Although MCP attacks are still experimental, experts say the future risks are huge. As MCPs become more widely used in commercial AI systems, the likelihood of them becoming a priority target for hackers is certain.

Cybercriminals are always one step ahead, willing to invest time and resources to find ways to exploit new technologies. Once they discover vulnerabilities, they quickly commercialize them as Attack-as-a-Service and sell them on the dark web. This means that anyone can pay to rent MCP mining tools without deep technical knowledge.

Furthermore, personal and financial data is increasingly valuable. A single set of credit card information can be sold for tens of dollars, while cryptocurrency wallets can bring huge profits to hackers. With such benefits, it is not difficult to understand why MCPs would quickly be "targeted".

6. What should users do to protect data?

While the threat of MCP is still relatively uncommon, it is always wise to be proactive. Individuals and businesses should be vigilant and adhere to basic safety principles such as:

· Always keep your software up to date, especially AI-related tools and connection protocols.      

· Be careful when installing or using an MCP server from an untrusted source.      

· Use multi-factor authentication (MFA) to increase security for important accounts.      

· Regularly review and change passwords and do not save passwords directly in the browser.      

· Businesses need to deploy network security monitoring solutions to detect unusual behavior early.      
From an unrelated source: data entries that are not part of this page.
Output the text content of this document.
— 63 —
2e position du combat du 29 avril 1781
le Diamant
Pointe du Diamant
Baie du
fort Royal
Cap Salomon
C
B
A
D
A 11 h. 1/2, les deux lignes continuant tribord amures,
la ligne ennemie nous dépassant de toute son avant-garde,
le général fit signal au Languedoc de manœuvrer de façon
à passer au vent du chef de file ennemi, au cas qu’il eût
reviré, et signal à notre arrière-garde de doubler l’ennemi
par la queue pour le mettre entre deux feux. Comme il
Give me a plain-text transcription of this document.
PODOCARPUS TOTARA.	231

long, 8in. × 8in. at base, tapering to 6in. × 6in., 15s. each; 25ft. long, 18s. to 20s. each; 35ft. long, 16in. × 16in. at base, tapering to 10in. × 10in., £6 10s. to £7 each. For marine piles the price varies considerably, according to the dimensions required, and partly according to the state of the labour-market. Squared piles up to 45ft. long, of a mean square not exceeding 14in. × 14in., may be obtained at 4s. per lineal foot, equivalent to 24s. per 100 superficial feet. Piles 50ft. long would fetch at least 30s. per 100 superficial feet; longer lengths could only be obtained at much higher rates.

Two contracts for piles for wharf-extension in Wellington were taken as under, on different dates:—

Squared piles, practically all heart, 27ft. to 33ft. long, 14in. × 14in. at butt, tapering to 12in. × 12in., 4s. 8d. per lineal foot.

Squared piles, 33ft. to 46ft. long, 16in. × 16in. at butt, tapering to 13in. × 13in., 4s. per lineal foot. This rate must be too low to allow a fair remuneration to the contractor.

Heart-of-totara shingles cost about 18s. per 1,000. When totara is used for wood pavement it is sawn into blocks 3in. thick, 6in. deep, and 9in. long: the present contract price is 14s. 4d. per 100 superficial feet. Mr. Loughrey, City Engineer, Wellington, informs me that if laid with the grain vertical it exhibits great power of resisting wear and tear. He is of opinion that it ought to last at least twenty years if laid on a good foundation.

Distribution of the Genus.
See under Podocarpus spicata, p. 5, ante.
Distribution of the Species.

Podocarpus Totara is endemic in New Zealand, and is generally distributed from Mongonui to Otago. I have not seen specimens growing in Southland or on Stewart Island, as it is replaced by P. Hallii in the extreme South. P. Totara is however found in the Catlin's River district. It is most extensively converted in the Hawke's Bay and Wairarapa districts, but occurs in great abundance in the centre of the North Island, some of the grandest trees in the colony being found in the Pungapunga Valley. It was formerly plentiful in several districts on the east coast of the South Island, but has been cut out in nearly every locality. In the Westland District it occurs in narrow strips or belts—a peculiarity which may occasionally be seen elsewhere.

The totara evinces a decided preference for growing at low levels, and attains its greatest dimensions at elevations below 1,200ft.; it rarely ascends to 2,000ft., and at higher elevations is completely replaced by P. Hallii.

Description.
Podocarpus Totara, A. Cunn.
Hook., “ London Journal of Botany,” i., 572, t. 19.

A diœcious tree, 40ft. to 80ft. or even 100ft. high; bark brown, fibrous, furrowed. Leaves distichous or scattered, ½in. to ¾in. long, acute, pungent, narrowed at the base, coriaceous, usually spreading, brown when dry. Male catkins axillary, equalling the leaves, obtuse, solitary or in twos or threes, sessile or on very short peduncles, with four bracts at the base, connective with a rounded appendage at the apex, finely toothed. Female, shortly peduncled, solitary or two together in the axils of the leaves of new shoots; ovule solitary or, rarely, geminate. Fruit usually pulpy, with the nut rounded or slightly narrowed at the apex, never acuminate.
Most importantly, everyone needs to be aware that security depends not only on technology but also on daily usage habits.

7. Conclusion

Kaspersky’s new discovery of hackers abusing the Model Context Protocol (MCP) is a wake-up call. While AI and connectivity offer countless opportunities to optimize work and life, they also pose unprecedented security risks.

Passwords, credit cards, e-wallets and personal data are the lucrative targets that cybercriminals are constantly aiming for. Although the MCP attack method has not appeared in reality, users cannot be subjective. Early preparation, from raising awareness to applying security measures, will be an effective "shield" for us to protect ourselves and our organizations from the gradually forming dangers.

In the AI ​​era, convenience and safety go hand in hand. Only by understanding both the opportunities and risks can we leverage technology intelligently and sustainably.